Parliament to decide whether Vietnam joins convention on forced labor

By Hoang Thuy   May 21, 2020 | 03:36 pm GMT+7
Parliament to decide whether Vietnam joins convention on forced labor
Inmates work at a prison in the northern province of Bac Giang. Photo courtesy of Bac Giang Prosecutors Office.

Vietnamese legislators are discussing whether to join Convention 105 (C105) on the abolition of forced labor at an ongoing National Assembly session.

Speaking at the NA meeting in Hanoi on Wednesday, Minister of Labor, Invalids and Social Affairs Dao Ngoc Dung said C105 regulations are globally considered basic labor standards, demonstrating the progressive value of humanity, as forced labor deprives humans of both liberty and dignity.

"In Vietnamese law, forced labor is prohibited while violations are strictly dealt with," he said.

However, there is confusion over terms and conditions once Vietnam joins one of the core International Labor Organization (ILO) conventions.

Nguyen Van Giau, Chairman of the NA’s Committee on Foreign Affairs, said he agrees with the necessity to join C105 but that some members have suggested reviewing whether to have inmates work in prison, as per the 2019 Law on Execution of Criminal Judgments.

According to the law, a prison would consider the health, ages and skills of inmates to decide which jobs they are suited to. Working hours are regulated at no more than eight hours per day, with inmates afforded breaks on the weekend and other holidays.

The law states working inmates would be "rewarded" for good performance and that once they finished serving time, they would receive help finding jobs.

NA delegate Luu Binh Nhuong also questioned whether it was correct to make prisoners work when their sentences did not stipulate this necessity.

"Once we ratify C105, and ILO sees we make prisoners work, what will happen? I totally agree that we assist inmates reintegrate into their communities, but not for commercial purposes," he held.

Minister Dung said working inmates are not regulated by ILO Convention 105 but Convention 29.

Adopted in 1930, Convention Concerning Forced or Compulsory Labor (No. 29) is one of eight fundamental ILO conventions. Its object and purpose is to suppress the use of forced labor in all its forms irrespective of the nature of the work or the sector of activity in which it may be performed. The convention defines forced labor as "all work or services exacted from any person under the menace of any penalty and for which the said person has not offered himself voluntarily," with exceptions like compulsory military service. The convention excludes "adult able-bodied males," to whom legal imposition of forced labor is allowed.

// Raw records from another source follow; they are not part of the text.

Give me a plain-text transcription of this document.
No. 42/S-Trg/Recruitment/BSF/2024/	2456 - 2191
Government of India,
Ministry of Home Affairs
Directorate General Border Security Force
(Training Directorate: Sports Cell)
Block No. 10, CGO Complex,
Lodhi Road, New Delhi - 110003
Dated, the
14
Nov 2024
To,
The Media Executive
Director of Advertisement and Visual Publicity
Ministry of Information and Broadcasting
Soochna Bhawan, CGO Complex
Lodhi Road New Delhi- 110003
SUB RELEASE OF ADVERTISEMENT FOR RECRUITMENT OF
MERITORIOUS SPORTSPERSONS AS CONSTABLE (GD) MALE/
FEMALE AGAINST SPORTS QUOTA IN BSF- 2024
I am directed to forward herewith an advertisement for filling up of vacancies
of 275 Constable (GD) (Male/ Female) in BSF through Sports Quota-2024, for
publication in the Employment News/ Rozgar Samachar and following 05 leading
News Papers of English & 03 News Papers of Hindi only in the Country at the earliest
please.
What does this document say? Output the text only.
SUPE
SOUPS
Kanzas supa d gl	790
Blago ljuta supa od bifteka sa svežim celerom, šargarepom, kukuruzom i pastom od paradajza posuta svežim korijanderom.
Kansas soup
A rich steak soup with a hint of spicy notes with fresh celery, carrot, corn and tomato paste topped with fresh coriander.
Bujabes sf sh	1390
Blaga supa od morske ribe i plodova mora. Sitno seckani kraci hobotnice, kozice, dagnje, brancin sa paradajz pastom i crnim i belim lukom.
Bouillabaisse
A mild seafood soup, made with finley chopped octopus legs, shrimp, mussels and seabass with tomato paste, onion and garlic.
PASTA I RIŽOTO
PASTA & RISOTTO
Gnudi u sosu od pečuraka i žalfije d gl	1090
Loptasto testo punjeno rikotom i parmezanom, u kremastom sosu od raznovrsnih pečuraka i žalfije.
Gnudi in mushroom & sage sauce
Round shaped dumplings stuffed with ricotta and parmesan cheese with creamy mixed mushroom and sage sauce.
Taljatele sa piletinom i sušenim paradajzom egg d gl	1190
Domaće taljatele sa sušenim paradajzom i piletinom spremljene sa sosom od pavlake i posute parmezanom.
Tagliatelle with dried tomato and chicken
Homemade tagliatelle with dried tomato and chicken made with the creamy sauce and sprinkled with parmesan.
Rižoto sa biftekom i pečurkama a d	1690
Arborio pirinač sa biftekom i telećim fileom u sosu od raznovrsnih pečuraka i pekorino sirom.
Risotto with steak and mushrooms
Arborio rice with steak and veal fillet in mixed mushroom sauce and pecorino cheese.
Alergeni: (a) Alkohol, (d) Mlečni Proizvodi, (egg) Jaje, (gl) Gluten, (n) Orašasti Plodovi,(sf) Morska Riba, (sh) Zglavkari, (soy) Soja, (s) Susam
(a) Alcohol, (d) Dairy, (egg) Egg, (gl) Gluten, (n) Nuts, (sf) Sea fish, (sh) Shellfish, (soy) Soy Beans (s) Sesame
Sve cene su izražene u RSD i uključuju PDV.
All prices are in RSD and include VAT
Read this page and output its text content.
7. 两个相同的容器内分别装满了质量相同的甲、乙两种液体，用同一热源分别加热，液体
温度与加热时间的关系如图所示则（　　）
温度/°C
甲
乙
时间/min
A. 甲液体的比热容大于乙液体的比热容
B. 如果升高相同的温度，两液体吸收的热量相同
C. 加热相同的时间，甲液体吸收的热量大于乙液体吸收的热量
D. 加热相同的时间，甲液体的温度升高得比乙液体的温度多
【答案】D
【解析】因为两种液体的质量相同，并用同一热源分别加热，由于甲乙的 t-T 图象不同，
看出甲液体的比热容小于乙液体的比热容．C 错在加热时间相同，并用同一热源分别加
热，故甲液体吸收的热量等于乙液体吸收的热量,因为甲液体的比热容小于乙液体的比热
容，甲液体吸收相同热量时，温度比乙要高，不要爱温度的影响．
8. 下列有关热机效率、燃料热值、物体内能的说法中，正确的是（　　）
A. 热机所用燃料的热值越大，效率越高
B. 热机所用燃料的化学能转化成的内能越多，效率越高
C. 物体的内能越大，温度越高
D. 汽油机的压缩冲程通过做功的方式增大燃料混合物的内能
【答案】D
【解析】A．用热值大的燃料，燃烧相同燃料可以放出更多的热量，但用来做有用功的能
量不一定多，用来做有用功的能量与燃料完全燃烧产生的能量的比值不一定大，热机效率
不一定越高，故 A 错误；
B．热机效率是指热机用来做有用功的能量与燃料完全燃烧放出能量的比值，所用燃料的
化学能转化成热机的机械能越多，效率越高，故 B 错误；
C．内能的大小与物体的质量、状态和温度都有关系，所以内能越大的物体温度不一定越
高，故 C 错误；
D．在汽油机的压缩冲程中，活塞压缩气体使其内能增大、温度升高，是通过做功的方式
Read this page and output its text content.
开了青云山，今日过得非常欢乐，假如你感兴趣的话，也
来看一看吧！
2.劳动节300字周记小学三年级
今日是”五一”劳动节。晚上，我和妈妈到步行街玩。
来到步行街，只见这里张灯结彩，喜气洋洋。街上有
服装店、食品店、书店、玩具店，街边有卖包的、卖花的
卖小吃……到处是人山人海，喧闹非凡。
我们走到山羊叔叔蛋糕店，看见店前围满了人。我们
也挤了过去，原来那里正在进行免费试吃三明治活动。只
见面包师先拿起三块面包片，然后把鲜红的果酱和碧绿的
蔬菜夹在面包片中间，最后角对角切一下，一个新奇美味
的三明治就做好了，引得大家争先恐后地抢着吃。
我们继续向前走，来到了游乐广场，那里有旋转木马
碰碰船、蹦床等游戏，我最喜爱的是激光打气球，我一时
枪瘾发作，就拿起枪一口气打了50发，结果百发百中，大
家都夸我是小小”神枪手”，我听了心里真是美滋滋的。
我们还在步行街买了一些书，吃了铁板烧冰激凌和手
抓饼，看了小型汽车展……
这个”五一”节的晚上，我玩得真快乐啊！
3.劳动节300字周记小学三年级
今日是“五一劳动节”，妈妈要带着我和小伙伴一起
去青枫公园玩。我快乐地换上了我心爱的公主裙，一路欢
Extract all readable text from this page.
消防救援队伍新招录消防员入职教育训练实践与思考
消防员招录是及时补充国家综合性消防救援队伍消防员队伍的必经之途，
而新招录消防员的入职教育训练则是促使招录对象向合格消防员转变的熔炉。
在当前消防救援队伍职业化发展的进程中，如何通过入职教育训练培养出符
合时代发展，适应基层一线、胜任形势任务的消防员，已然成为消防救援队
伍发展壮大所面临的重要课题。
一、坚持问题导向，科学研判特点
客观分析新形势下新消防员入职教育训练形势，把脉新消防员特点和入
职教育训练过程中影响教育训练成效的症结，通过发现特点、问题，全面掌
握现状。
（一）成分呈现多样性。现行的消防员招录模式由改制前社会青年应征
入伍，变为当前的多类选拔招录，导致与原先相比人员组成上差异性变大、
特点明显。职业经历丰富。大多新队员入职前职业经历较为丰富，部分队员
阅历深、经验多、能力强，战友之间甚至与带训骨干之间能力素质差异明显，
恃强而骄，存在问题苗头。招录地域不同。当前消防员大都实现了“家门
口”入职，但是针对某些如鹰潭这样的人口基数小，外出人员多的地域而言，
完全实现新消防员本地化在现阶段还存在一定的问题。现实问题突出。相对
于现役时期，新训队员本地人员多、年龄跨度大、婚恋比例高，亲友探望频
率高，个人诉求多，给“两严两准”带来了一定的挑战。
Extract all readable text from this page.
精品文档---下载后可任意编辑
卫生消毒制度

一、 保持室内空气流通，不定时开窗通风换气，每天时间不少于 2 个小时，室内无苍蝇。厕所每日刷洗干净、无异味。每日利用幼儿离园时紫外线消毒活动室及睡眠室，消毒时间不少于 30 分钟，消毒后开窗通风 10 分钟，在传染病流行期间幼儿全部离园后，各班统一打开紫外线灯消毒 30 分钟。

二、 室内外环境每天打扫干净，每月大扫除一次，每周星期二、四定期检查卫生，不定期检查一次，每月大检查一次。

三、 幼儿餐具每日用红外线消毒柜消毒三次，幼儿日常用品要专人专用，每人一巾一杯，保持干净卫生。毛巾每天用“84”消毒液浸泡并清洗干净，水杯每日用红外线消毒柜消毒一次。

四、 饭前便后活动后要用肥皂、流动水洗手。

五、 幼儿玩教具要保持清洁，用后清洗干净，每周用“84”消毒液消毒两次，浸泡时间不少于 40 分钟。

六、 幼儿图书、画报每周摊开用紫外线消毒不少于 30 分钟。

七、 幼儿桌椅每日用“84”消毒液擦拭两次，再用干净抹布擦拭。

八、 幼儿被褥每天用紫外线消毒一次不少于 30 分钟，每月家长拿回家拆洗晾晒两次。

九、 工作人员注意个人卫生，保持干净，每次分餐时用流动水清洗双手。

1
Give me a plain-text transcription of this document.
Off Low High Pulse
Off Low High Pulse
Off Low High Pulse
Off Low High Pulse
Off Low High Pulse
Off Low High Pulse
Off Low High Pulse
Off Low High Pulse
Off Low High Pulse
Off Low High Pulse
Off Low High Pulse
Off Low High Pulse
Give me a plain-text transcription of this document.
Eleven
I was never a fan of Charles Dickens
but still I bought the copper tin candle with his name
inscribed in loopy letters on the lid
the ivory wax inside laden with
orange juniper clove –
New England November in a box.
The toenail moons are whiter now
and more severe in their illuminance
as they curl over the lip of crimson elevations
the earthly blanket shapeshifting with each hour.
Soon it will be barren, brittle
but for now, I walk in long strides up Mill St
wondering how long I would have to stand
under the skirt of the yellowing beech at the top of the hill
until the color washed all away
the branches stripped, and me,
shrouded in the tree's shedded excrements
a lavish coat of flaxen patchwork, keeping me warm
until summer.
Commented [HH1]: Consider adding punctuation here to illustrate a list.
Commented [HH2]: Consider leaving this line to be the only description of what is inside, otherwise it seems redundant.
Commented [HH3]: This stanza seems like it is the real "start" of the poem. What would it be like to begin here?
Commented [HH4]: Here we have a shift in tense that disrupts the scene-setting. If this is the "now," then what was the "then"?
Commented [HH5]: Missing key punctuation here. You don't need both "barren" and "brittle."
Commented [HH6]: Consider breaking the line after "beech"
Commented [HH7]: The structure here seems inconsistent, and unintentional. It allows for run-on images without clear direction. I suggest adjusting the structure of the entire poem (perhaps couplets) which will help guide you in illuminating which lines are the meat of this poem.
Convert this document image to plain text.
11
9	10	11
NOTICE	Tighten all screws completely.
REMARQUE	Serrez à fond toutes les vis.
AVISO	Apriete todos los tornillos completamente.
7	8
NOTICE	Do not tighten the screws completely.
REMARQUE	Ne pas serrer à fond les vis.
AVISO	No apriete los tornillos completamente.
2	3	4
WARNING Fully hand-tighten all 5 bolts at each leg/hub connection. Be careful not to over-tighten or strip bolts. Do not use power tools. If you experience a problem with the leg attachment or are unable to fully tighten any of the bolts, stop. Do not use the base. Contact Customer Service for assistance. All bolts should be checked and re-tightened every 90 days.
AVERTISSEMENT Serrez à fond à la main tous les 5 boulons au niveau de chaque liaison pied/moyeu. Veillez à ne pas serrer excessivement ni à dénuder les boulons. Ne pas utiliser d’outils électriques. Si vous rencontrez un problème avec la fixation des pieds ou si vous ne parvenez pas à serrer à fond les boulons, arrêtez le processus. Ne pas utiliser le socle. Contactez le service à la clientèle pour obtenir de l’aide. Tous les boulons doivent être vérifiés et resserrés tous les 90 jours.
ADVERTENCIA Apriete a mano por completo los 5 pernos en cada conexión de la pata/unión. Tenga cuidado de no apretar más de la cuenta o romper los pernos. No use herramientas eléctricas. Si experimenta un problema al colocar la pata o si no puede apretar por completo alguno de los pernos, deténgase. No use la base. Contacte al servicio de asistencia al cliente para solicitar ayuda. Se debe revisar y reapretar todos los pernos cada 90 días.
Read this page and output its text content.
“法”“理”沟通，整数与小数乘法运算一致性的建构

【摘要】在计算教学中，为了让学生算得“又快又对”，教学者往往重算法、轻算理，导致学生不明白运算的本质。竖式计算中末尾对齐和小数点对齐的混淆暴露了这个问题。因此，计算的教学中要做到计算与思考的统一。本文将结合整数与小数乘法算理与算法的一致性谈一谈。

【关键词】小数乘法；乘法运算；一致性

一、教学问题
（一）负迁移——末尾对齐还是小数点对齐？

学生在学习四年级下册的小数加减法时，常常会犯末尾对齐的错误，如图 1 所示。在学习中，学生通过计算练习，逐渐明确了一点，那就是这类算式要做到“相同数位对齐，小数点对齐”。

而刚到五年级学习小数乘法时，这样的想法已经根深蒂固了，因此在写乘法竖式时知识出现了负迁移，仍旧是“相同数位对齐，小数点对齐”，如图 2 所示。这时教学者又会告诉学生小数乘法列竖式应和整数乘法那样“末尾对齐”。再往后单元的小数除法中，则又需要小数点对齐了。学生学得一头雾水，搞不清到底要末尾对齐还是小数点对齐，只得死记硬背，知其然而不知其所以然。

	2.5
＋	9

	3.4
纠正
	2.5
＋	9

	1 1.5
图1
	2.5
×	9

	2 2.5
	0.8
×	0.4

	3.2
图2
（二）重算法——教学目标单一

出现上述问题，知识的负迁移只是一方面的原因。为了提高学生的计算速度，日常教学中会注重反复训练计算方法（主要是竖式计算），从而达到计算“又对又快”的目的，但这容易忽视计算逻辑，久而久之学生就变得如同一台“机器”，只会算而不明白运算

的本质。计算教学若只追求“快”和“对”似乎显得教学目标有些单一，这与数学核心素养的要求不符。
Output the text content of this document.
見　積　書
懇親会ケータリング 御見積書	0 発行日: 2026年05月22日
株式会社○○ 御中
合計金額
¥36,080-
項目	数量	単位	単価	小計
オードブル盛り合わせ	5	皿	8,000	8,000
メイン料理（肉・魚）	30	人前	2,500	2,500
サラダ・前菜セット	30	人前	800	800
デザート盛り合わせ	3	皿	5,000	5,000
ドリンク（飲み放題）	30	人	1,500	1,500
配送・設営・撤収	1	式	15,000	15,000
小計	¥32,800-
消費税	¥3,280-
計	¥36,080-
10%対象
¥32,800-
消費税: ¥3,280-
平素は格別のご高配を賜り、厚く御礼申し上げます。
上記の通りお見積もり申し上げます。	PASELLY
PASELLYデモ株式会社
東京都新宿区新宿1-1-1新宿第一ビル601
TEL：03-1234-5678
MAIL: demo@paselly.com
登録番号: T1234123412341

Signed in 1957, Abolition of Forced Labor (No. 105) has also formed part of the eight ILO fundamentals. It cancels certain forms of forced labor still allowed under Convention 29, such as punishment for strikes and as a punishment for holding certain political views.

As regulated by Convention 29, working inmates are treated as exceptions and are not considered forced labor.

The work of prisoners shall comply with the provisions of Law on Execution of Criminal Judgments and placed under supervision and management of the prison, non-transferable or imposed for private use.

"In consultation with ILO, most countries operate their own working inmate laws. If prisoners work for commercial purposes, they must have an employment contract and receive payment," Dung said.

It is expected the NA would vote for Vietnam to join Convention 105 on Thursday next week.

The ninth session of the 14th NA opened Wednesday and will last for one month until June 19.